Billie Jean in the background Love it man haha. Oy, I’m not sure if my other question was sent, I was half asleep when I typed it. But it is as it follows, did you wait for a certain mile mark before doing upgrades and tuning? Is there really a brake in period?
They say there is a break-in period, and there is but in MY opinion (and many others as well) it doesn't need to be followed the way they say. I have "broken-in" 5 new engines my way and never had problems. But I am not starting up a new engine and beating on it cold and "abusing" it, same as you shouldn't do at any point in its life. There are some conspiracy theories about why they tell you "their" break in method... One that makes sense to me is especially true when it comes to ATVs/ motorcycles. You just got this new machine (that you may not be familiar with at all), that has 50-200hp and weighs around 3-400lbs and you can get into trouble REAL quick and hurt yourself BAD, so during that "break-in" period you are forced to ride very conservatively while you are becoming familiar with the power and handling traits of your new toy.

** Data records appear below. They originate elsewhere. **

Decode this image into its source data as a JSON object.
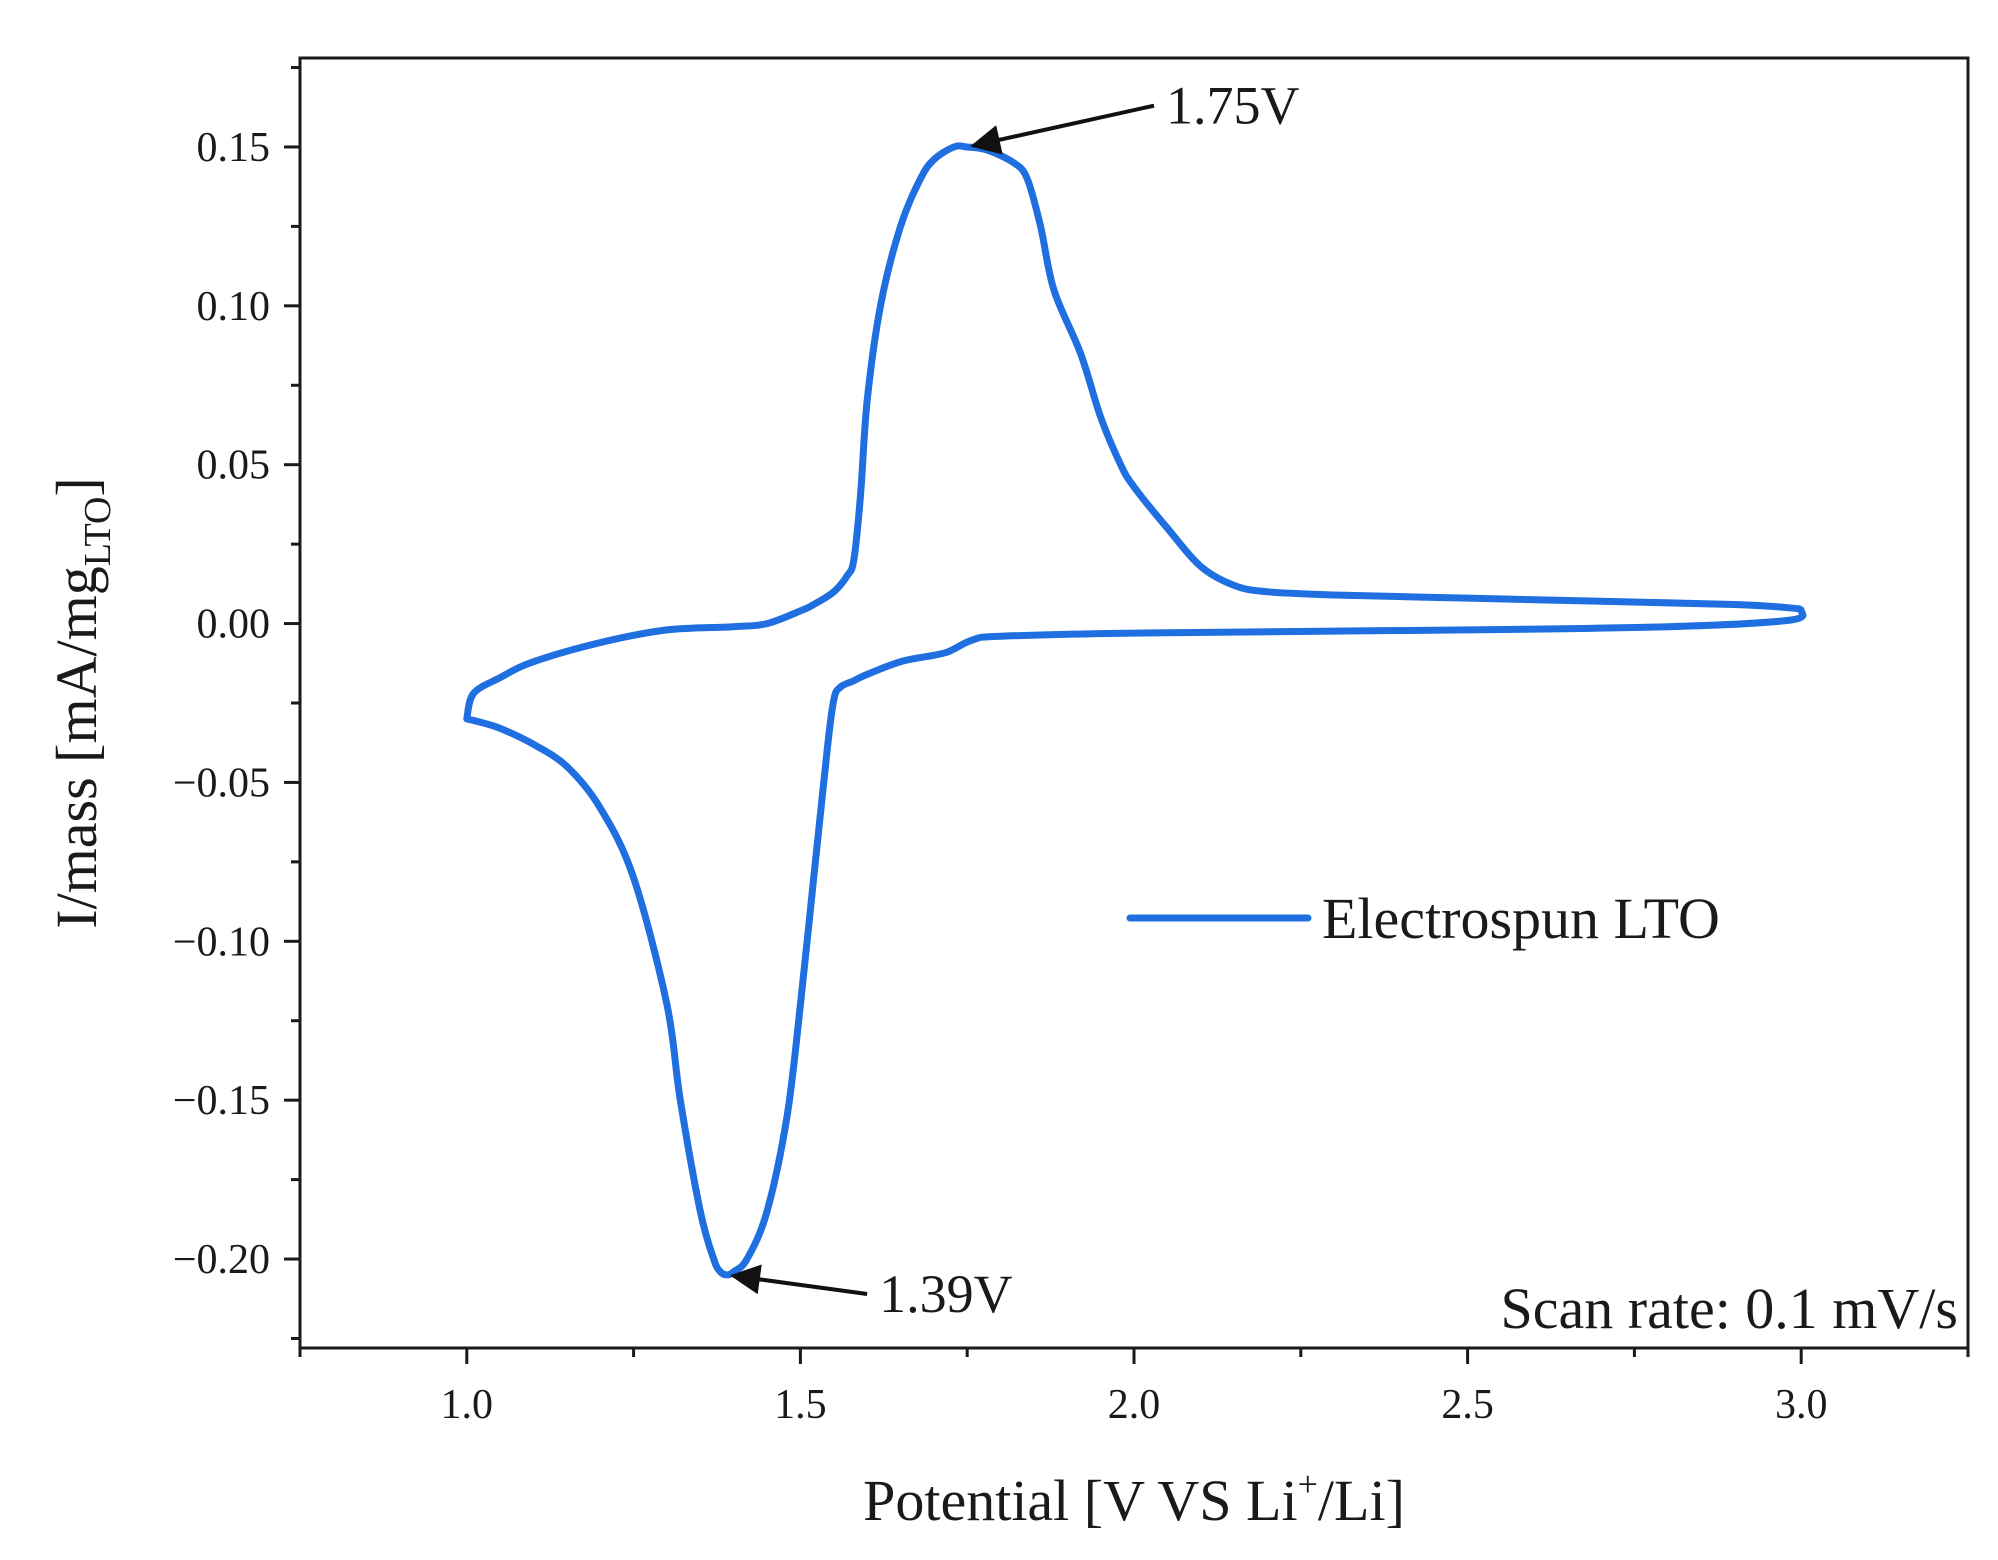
{
  "chart_data": {
    "type": "line",
    "title": "",
    "xlabel": {
      "prefix": "Potential [V VS Li",
      "sup": "+",
      "suffix": "/Li]"
    },
    "ylabel": {
      "prefix": "I/mass [mA/mg",
      "sub": "LTO",
      "suffix": "]"
    },
    "xlim": [
      0.75,
      3.25
    ],
    "ylim": [
      -0.228,
      0.178
    ],
    "xticks": [
      1.0,
      1.5,
      2.0,
      2.5,
      3.0
    ],
    "xtick_labels": [
      "1.0",
      "1.5",
      "2.0",
      "2.5",
      "3.0"
    ],
    "yticks": [
      0.15,
      0.1,
      0.05,
      0.0,
      -0.05,
      -0.1,
      -0.15,
      -0.2
    ],
    "ytick_labels": [
      "0.15",
      "0.10",
      "0.05",
      "0.00",
      "−0.05",
      "−0.10",
      "−0.15",
      "−0.20"
    ],
    "grid": false,
    "legend_position": "center-right",
    "series": [
      {
        "name": "Electrospun LTO",
        "color": "#1f6fe0",
        "x": [
          1.0,
          1.01,
          1.05,
          1.1,
          1.2,
          1.3,
          1.4,
          1.45,
          1.5,
          1.52,
          1.55,
          1.57,
          1.58,
          1.59,
          1.6,
          1.62,
          1.65,
          1.68,
          1.7,
          1.73,
          1.75,
          1.78,
          1.82,
          1.84,
          1.86,
          1.88,
          1.92,
          1.95,
          1.98,
          2.0,
          2.05,
          2.1,
          2.15,
          2.2,
          2.3,
          2.5,
          2.7,
          2.9,
          2.98,
          3.0,
          2.98,
          2.8,
          2.5,
          2.0,
          1.8,
          1.76,
          1.73,
          1.72,
          1.7,
          1.65,
          1.6,
          1.58,
          1.56,
          1.55,
          1.54,
          1.52,
          1.5,
          1.48,
          1.45,
          1.42,
          1.4,
          1.39,
          1.38,
          1.37,
          1.35,
          1.32,
          1.3,
          1.25,
          1.2,
          1.15,
          1.1,
          1.05,
          1.02,
          1.0
        ],
        "y": [
          -0.03,
          -0.022,
          -0.017,
          -0.012,
          -0.006,
          -0.002,
          -0.001,
          0.0,
          0.004,
          0.006,
          0.01,
          0.015,
          0.02,
          0.04,
          0.07,
          0.1,
          0.125,
          0.14,
          0.146,
          0.15,
          0.15,
          0.149,
          0.145,
          0.14,
          0.125,
          0.105,
          0.085,
          0.065,
          0.05,
          0.043,
          0.03,
          0.018,
          0.012,
          0.01,
          0.009,
          0.008,
          0.007,
          0.006,
          0.005,
          0.004,
          0.001,
          -0.001,
          -0.002,
          -0.003,
          -0.004,
          -0.005,
          -0.008,
          -0.009,
          -0.01,
          -0.012,
          -0.016,
          -0.018,
          -0.02,
          -0.024,
          -0.04,
          -0.08,
          -0.12,
          -0.155,
          -0.185,
          -0.2,
          -0.204,
          -0.205,
          -0.204,
          -0.2,
          -0.185,
          -0.15,
          -0.12,
          -0.08,
          -0.058,
          -0.045,
          -0.038,
          -0.033,
          -0.031,
          -0.03
        ]
      }
    ],
    "annotations": [
      {
        "text": "1.75V",
        "point": [
          1.75,
          0.15
        ],
        "from": [
          2.03,
          0.163
        ]
      },
      {
        "text": "1.39V",
        "point": [
          1.39,
          -0.205
        ],
        "from": [
          1.6,
          -0.211
        ]
      }
    ],
    "note": "Scan rate: 0.1 mV/s"
  }
}
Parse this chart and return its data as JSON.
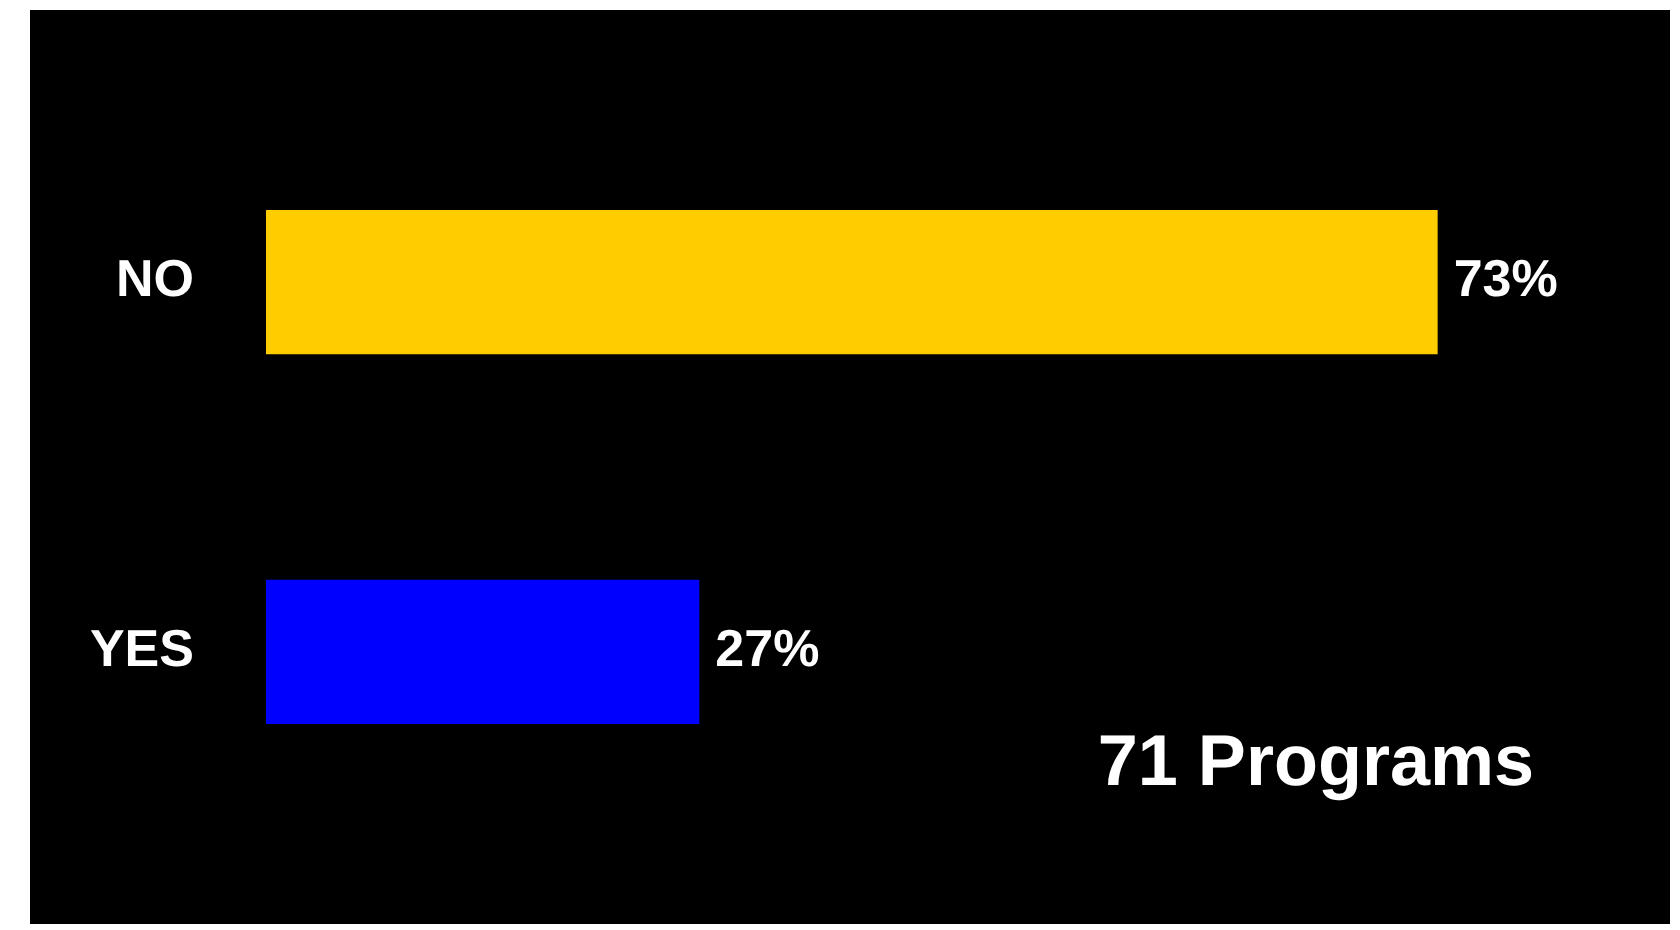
{
  "chart_data": {
    "type": "bar",
    "orientation": "horizontal",
    "categories": [
      "NO",
      "YES"
    ],
    "values": [
      73,
      27
    ],
    "colors": [
      "#ffcc00",
      "#0000ff"
    ],
    "value_labels": [
      "73%",
      "27%"
    ],
    "annotations": [
      "71 Programs"
    ],
    "legend": false
  }
}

i don't know where u live.....but bro do they smog cars where you live?......just wondering ....i got a turbo elantra and I'm about to start my journey in the aftermarket world....but i guess your doing the work yourself so it saves u $
+Ethan Hill yep, do about everything myself because I'm too poor/cheap to pay fort labor. Thing about it that sucks though is everything takes longer. I've had sn FX350 in the box i the clay for weeks now, it'd be much quicker to just drop it off somewhere and pick it up in a day or two. There is smog here to some extent but if you are 96+ they just plug into the obd2 and look for readiness which you can trick the car into achieving with defoulers and cat simulators etc...
Thank you for the video! Do you mind telling me what tools with sizes that you used for the entire install? I'm planning on installing my downpipe tomorrow but i'll need to buy the right tools first.